Mais surtout je m'étonne que vous reprochiez à un essayiste de délaisser un sujet et même plusieurs. On devrait plutôt leur faire à presque tous le reproche inverse : celui de parler à tort et à travers de ce qu'ils ne connaissent pas, de ce qu'ils analysent insuffisamment ; et ce faisant, de rejoindre un concert bruyant de commentateurs qui n'ajoutent guère de valeur au domaine des idées. Finkielkraut a montré qu'il maitrisait la langue, qu'il connaissait les littératures, et qu'après sa brillante agrèg' en la matière, il pouvait tenir une place dans le débat des idées philosophiques. Mais je pense (et j'en dirais autant d'un Raphaël Enthoven) qu'on ferait erreur en cherchant dans ce brillant manieur d'abstraction une boussole pour se repérer dans le social. Il est tout aussi aimanté de travers que ceux qu'il déteste (de Bourdieu à Plenel) à ceci près que chez lui la polarité est inversée. Je déplore qu'il se soit laissé intoxiquer par l'alarmisme contemporain, alarmisme que France Culture nourrit d'ailleurs à sa manière c'est à dire de façon permanente et en catalyseur d'effets pervers.

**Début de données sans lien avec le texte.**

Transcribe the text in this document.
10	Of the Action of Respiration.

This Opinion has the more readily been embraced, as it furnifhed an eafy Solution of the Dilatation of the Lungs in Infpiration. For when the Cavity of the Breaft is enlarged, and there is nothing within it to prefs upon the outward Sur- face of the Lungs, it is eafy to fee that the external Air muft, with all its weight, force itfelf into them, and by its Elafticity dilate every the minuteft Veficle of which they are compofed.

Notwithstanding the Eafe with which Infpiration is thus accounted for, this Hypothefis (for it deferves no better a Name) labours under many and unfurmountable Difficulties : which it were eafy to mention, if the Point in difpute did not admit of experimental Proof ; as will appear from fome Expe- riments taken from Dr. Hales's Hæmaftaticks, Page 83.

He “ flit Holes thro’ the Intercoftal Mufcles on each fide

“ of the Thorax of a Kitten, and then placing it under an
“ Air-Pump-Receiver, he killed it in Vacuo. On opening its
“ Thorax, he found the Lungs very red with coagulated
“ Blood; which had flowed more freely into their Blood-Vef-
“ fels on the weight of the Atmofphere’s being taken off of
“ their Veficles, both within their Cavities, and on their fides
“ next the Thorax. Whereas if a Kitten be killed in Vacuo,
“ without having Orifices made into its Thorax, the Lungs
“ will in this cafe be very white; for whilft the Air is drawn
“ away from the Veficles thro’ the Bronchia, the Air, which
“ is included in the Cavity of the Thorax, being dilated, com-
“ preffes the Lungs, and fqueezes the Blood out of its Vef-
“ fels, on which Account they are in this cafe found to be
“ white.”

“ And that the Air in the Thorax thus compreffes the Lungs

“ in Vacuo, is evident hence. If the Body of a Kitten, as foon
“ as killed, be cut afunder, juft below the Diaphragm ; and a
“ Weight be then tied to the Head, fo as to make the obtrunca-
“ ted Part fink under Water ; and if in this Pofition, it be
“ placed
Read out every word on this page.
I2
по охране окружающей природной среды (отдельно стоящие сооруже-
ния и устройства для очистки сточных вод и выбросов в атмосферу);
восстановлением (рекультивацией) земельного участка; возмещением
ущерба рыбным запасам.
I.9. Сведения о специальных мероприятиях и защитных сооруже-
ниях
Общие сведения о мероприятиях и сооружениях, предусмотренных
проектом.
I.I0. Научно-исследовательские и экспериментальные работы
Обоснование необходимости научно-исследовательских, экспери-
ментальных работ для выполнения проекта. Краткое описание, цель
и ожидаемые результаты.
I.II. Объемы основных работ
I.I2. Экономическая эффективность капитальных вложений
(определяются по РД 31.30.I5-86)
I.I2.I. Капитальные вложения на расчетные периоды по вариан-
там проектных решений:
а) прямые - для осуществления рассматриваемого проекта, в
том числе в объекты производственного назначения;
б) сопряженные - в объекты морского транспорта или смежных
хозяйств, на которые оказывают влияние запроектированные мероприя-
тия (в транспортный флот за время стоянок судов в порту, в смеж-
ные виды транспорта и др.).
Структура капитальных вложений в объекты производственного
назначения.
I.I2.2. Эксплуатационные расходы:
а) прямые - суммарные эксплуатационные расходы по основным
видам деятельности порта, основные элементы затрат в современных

Le problème de Répliques est peut-être que depuis sa fondation les choses ont changé, et qu'on ne peut plus donner ce genre d'émission à des gens ayant le profil de Finkielkraut. Contrairement à Terki, je trouve très bien que cet homme ait sa tribune. Qu'il la garde ! Et qu'il y réduise la proportion consacrée aux sujets de ses frousses. S'il veut s'indigner sélectivement, je l'y encouragerais : mais qu'il se limite à des sujets qui sont du domaine de sa compétence et qu'il pourrait traiter sans recours à la technicité du raisonnement sociologique (il me semble que l'Ecole en fait partie) ; et puis qu'il se comporte en philosophe moraliste pour fustiger le moutonnisme courant dans l'intelligentsia, eh bien je trouve la chose utile et saine. Mais tout ça devrait lui donner de quoi faire même pas une émission par mois. Et qu'il rende les sujets de société à ceux qui savent faire des émissions là-dessus. Je ne suis pas adversaire de l'intervention de non-spécialistes dans les débats sociologiques, mais on a déjà vu et fait remarquer ici-même que lui se trouve presque toujours à côté de la plaque, et déjà sur le plan du raisonnement. Je ne doute pas un instant que le raisonnement sociologique soit à la portée de son intelligence, mais je crains que cette exigence ne l'effleure pas un instant. Berné par l'illusion philosophique qui veut que cette discipline soit la voie royale des idées (ce en quoi il serait bien proche d'un Enthoven), il ne semble pas effleuré par le souci de technicité que demande l'exercice. Et c'est là ce qui explique à mon sens la trop fréquente mauvaise qualité de Répliques, plutôt que ce qui fait la matière des procès en sorcellerie qu'il est devenu commode et courant de faire à Finkielkraut.